From Wikipedia, the free encyclopedia
Jump to: navigation, search

Tetsuji Murakami (1927–1987) was an early karate representative to Europe.[1]

Early life[edit]

He was born in Shizuoka Prefecture, Japan, in 1927. When he turned nineteen, he started learning Karate-do under Masaji Yamagushi, a student of Gichin Funakoshi. He trained for ten years, also learning the styles of kendo, aikido and iaido.[citation needed]


In 1957, he was invited to France by Henry Plée of the French Martial Arts Academy. In 1959, he was invited to Italy by Vladimiro Malatesti. By 1960, his skills and charisma had begun to draw a following of the top students in Europe. His influence progressively expanded to Germany, England, Yugoslavia, Algeria, Portugal, and Switzerland. In 1968, he traveled back to Japan where he trained with Shigeru Egami.[citation needed]

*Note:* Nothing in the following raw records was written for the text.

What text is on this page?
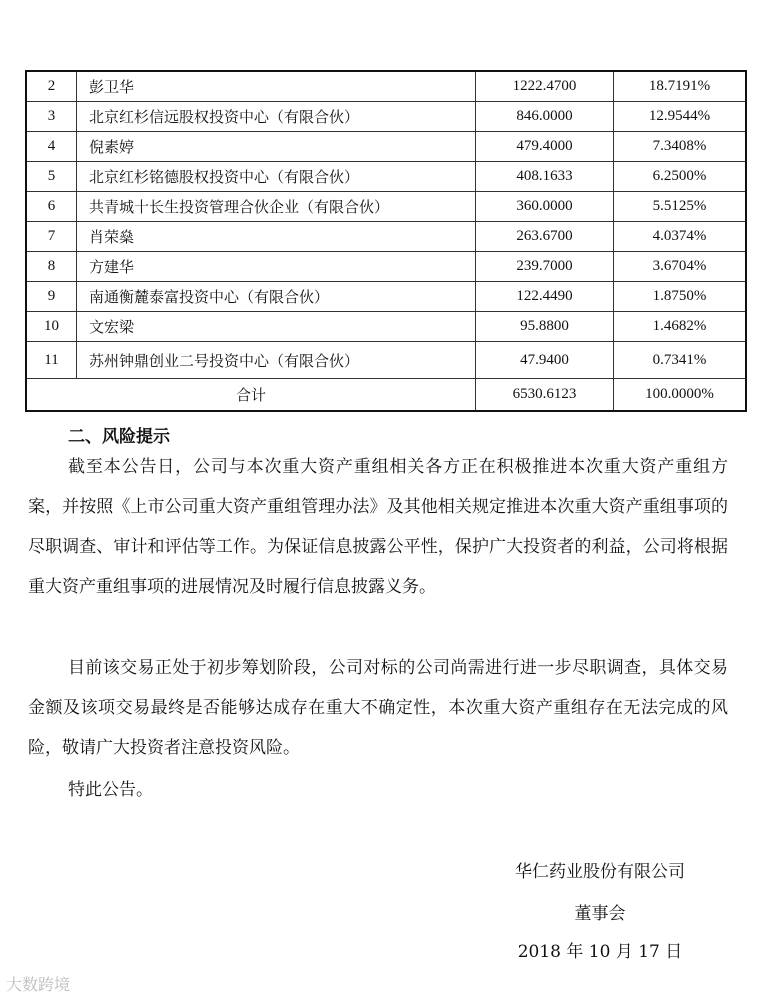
2	彭卫华	1222.4700	18.7191%
3	北京红杉信远股权投资中心（有限合伙）	846.0000	12.9544%
4	倪素婷	479.4000	7.3408%
5	北京红杉铭德股权投资中心（有限合伙）	408.1633	6.2500%
6	共青城十长生投资管理合伙企业（有限合伙）	360.0000	5.5125%
7	肖荣燊	263.6700	4.0374%
8	方建华	239.7000	3.6704%
9	南通衡麓泰富投资中心（有限合伙）	122.4490	1.8750%
10	文宏梁	95.8800	1.4682%
11	苏州钟鼎创业二号投资中心（有限合伙）	47.9400	0.7341%
合计		6530.6123	100.0000%
二、风险提示
截至本公告日，公司与本次重大资产重组相关各方正在积极推进本次重大资产重组方案，并按照《上市公司重大资产重组管理办法》及其他相关规定推进本次重大资产重组事项的尽职调查、审计和评估等工作。为保证信息披露公平性，保护广大投资者的利益，公司将根据重大资产重组事项的进展情况及时履行信息披露义务。
目前该交易正处于初步筹划阶段，公司对标的公司尚需进行进一步尽职调查，具体交易金额及该项交易最终是否能够达成存在重大不确定性，本次重大资产重组存在无法完成的风险，敬请广大投资者注意投资风险。
特此公告。
华仁药业股份有限公司
董事会
2018 年 10 月 17 日
大数跨境
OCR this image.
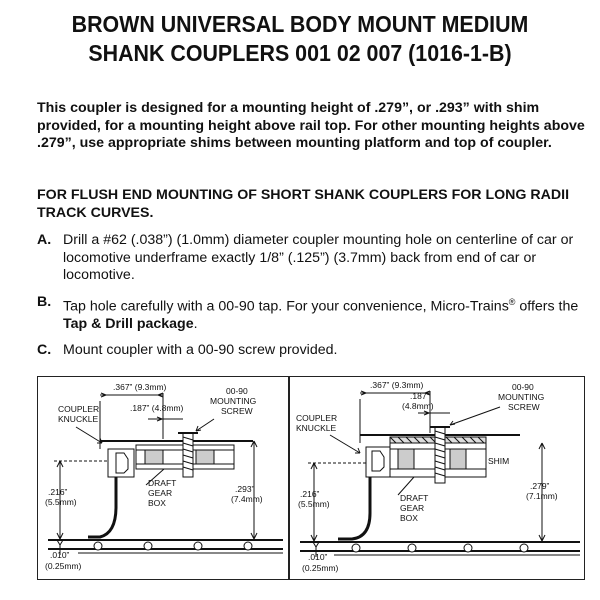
BROWN UNIVERSAL BODY MOUNT MEDIUM
SHANK COUPLERS 001 02 007 (1016-1-B)
This coupler is designed for a mounting height of .279”, or .293” with shim provided, for a mounting height above rail top. For other mounting heights above .279”, use appropriate shims between mounting platform and top of coupler.
FOR FLUSH END MOUNTING OF SHORT SHANK COUPLERS FOR LONG RADII TRACK CURVES.
A. Drill a #62 (.038”) (1.0mm) diameter coupler mounting hole on centerline of car or locomotive underframe exactly 1/8” (.125”) (3.7mm) back from end of car or locomotive.
B. Tap hole carefully with a 00-90 tap. For your convenience, Micro-Trains® offers the Tap & Drill package.
C. Mount coupler with a 00-90 screw provided.
.367” (9.3mm)	00-90
MOUNTING
SCREW
.187” (4.8mm)
COUPLER
KNUCKLE
.216”
(5.5mm)
DRAFT
GEAR
BOX
.293”
(7.4mm)
.010”
(0.25mm)
.367” (9.3mm)
.187”
(4.8mm)
00-90
MOUNTING
SCREW
COUPLER
KNUCKLE
SHIM
.216”
(5.5mm)
DRAFT
GEAR
BOX
.279”
(7.1mm)
.010”
(0.25mm)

Influenced by Egami, Murakami improved his techniques, integrating a technique called irimi. Using what he observed, he decided to make a profound transformation in his technique and practice. He returned to Europe as the representative of the style Shotokai. His students included Louis Carvalho, Patrick Herbert, Borko Jovanovic, Leopoldo Ferreira, Pierre-John Boyer and José Ivo Pinto Mendes, who taught Shotokai in Panama City.[citation needed]

Tetsuji Murakami died in 1987 in Paris.[citation needed]


  1. ^ "A Karate Missionary". Black Belt. July 1965. pp. 35–39.